TAMPA, Fla. — On the keen, soulful UConn women’s basketball internet, Azzi Fudd is “the people’s princess.” She carries herself with regal grace. She’s kind to her young superfans. By teammates’ accounts, she can do no wrong in the eyes of Geno Auriemma. But even fairytales have dark beginnings. A poison apple (or poison Brussels sprouts) marred Fudd’s first trip to the national championship game in her freshman season. As a junior, she was cursed with a second ACL tear in five years, this one right after teammate Paige Bueckers tore hers. “To say that these four years have not gone according to plan or according to how we thought it would go, I would say, is to put it lightly,” Fudd said with a chuckle on Saturday afternoon, calm but hungry before the national championship game.
On Sunday, the princess rescued herself and brought some peace to the kingdom. Fudd logged 24 points, five rebounds and three steals in an 82-59 win over South Carolina that gave UConn the program’s 12th NCAA championship and its first in nine years. For her vital two-way play in Sunday’s game and in Friday’s game against UCLA, the redshirt junior was voted the Final Four’s Most Outstanding Player.
On the court after the game, Fudd’s father, Tim, said he’d just watched “pre-injury Azzi,” the strong and explosive guard whose textbook jumper once made her the No. 1 recruit in the country. Fudd often refers to herself in the adjectival third-person. “Freshman Azzi is gone,” she told The Athletic before her sophomore year. This weekend, she rued “Tennessee Azzi,” who was a non-factor when the Vols upset the Huskies in Knoxville in February.
Tournament Azzi, pre-injury Azzi—whatever you want to call her—shone on both sides of the ball. In the Elite Eight against USC, she spent some time guarding 6-foot-3 Kiki Iriafen and 6-foot-5 Rayah Marshall, her strength enough to match their size. A few nights later, she was locking up UCLA’s 5-foot-11 point guard Kiki Rice in the Final Four. A clean sweep of Kikis.
South Carolina guard Raven Johnson said before the game that the Gamecocks would need to force Fudd off the three-point line—not because she can’t score from elsewhere, but mostly because twos are worth fewer points. Fudd read their closeouts well, running into midrange pullups and driving to the rim so that she scored the first 21 of her points without making a three. “The thing that makes UConn is how good they are at the mid-range. They truly are efficient at all three levels, which very few teams are at the rate that they do it,” UCLA head coach Cori Close pointed out after her team’s loss to UConn on Friday.
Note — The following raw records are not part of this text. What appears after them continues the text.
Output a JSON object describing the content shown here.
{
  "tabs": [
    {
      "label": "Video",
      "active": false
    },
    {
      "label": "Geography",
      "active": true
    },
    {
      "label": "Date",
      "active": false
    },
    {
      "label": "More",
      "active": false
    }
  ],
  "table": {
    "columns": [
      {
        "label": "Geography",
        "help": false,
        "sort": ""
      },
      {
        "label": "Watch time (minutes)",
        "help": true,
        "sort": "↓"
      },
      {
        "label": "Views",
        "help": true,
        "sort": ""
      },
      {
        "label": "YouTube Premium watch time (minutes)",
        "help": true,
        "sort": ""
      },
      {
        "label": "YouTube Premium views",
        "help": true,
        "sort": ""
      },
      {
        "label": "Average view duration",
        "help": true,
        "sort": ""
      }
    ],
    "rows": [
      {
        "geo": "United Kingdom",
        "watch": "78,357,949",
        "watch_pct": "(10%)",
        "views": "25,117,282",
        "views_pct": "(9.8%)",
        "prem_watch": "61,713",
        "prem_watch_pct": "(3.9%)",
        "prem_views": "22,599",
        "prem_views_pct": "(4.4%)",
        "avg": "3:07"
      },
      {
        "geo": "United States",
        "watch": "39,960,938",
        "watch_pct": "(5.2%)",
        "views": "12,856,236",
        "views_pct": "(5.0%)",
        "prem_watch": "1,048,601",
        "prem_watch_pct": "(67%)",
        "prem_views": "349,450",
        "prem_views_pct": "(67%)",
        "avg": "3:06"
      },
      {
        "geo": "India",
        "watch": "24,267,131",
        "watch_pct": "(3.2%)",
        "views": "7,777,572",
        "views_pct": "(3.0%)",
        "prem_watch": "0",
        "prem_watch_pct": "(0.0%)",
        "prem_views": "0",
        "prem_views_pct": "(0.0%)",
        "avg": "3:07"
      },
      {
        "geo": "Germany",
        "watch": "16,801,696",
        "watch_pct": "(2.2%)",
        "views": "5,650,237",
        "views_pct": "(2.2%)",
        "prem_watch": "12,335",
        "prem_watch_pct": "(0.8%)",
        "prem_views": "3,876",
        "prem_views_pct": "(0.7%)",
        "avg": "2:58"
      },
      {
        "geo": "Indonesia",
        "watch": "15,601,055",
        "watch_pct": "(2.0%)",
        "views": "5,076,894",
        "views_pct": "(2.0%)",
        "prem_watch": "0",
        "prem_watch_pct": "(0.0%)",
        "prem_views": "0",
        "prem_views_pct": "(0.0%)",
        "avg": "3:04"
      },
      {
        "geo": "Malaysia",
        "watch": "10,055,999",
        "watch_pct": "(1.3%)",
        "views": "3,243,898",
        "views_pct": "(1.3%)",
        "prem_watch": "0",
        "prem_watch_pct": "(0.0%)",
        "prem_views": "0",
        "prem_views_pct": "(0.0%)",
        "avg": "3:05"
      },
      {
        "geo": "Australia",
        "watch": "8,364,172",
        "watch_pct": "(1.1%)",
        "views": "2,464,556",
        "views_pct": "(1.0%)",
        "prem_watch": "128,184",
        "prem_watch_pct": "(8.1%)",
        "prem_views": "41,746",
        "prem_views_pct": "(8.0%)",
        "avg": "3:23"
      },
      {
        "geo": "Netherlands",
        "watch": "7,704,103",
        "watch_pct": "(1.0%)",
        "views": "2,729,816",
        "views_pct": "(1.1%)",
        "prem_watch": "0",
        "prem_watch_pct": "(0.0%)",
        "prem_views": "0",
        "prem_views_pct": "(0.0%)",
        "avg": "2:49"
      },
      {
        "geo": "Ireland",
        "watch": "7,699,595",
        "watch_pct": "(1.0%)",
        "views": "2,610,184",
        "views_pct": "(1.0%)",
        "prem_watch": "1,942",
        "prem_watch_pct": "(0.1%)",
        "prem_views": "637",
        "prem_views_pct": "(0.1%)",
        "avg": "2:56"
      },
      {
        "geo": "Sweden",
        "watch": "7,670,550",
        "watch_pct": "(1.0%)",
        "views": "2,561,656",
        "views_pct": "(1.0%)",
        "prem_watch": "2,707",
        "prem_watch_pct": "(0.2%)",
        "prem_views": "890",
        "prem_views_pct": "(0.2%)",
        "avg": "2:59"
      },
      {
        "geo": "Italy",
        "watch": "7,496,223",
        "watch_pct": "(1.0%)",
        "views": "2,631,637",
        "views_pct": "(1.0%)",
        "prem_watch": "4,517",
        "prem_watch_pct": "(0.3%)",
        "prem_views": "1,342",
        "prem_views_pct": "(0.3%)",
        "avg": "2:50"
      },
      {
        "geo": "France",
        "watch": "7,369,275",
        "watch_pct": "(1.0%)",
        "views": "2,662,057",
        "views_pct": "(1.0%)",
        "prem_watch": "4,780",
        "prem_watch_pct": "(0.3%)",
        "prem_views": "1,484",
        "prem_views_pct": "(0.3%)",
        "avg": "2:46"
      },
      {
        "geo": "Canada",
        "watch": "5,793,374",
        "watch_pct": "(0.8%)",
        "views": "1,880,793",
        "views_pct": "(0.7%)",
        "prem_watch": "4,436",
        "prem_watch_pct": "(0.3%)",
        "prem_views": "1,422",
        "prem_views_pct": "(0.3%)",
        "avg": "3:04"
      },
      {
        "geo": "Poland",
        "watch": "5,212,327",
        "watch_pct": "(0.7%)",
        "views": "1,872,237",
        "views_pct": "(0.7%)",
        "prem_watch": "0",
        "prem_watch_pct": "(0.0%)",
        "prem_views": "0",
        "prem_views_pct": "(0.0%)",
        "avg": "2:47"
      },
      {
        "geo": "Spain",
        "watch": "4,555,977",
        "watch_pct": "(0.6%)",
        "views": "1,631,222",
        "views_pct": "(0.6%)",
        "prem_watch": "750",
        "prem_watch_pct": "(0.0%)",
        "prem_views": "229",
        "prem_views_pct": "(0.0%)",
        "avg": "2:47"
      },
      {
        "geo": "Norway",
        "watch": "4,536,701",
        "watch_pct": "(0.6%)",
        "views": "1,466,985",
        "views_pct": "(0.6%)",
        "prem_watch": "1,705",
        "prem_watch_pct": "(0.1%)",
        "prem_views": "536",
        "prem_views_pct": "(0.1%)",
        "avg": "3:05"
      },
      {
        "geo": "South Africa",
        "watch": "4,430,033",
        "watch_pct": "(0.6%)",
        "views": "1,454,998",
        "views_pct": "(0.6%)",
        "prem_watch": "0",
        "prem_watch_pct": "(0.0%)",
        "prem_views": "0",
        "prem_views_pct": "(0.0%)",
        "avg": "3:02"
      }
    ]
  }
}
South Carolina had no defensive answers for the trio of Fudd, freshman Sarah Strong, and Bueckers. Fudd and Strong tied for the team high in scoring, and Bueckers finished with 17 points on what was a fairly quiet night for her. The Gamecocks could hardly punch back on offense either: the team's starting forwards struggled against Strong's length. MiLaysia Fulwiley, who'd been an instant shot of offense at other points in the season, was mostly an instant shot of turnovers. For the first time in a very long time, Dawn Staley and the Gamecocks were on the side of less talent. “They’re good. They work well together. Super unselfish. They’re incredibly skilled,” she said after the game. “I think they had the better team this year. It’s not that you always win when you have the better team. But they had the better team this year and they won. And that's what you're supposed to do.”
If the game distinguished Real Azzi from the hobbled impostors of big games past, it also did the same for UConn, which was finally in a state to end their championship drought marked by buzzer beaters, fragile ligaments, and a pandemic. Auriemma said this weekend that while 12 championships probably wouldn’t mean much more for him than 11, he wanted this one badly for Bueckers and Fudd, whom he had promised championship glory when they were teenagers.
“I just kept thinking, you know, I kind of owe it to these people to let me see if we can take a whole team, what could happen,” Auriemma said. “Because these people that have been playing against us for the last seven, eight years have not played a University of Connecticut team.” In the five years since Bueckers stepped on campus, the Huskies roster has been bizarrely snakebitten, suffering 12 season-ending injuries since 2021. “Life is about overcoming adversity and finding your way, and they instill a level of toughness in these kids that makes them—they’re just different,” Tim Fudd told me amid the celebration, a FUDD AROUND AND FIND OUT T-shirt slung over his shoulder. “Whether they were winning this game or not, they’re different. They handle themselves differently and they approach things differently than I’ve ever seen.”
For Bueckers, the championship really is a tidy ending; she's expected to be the first-overall selection in the WNBA Draft next week. Fudd announced before the tournament began that she'll return to UConn for a fourth season. “Coming off this, this team’s confidence is going to be higher than ever,” she said after the game. A new reign begins.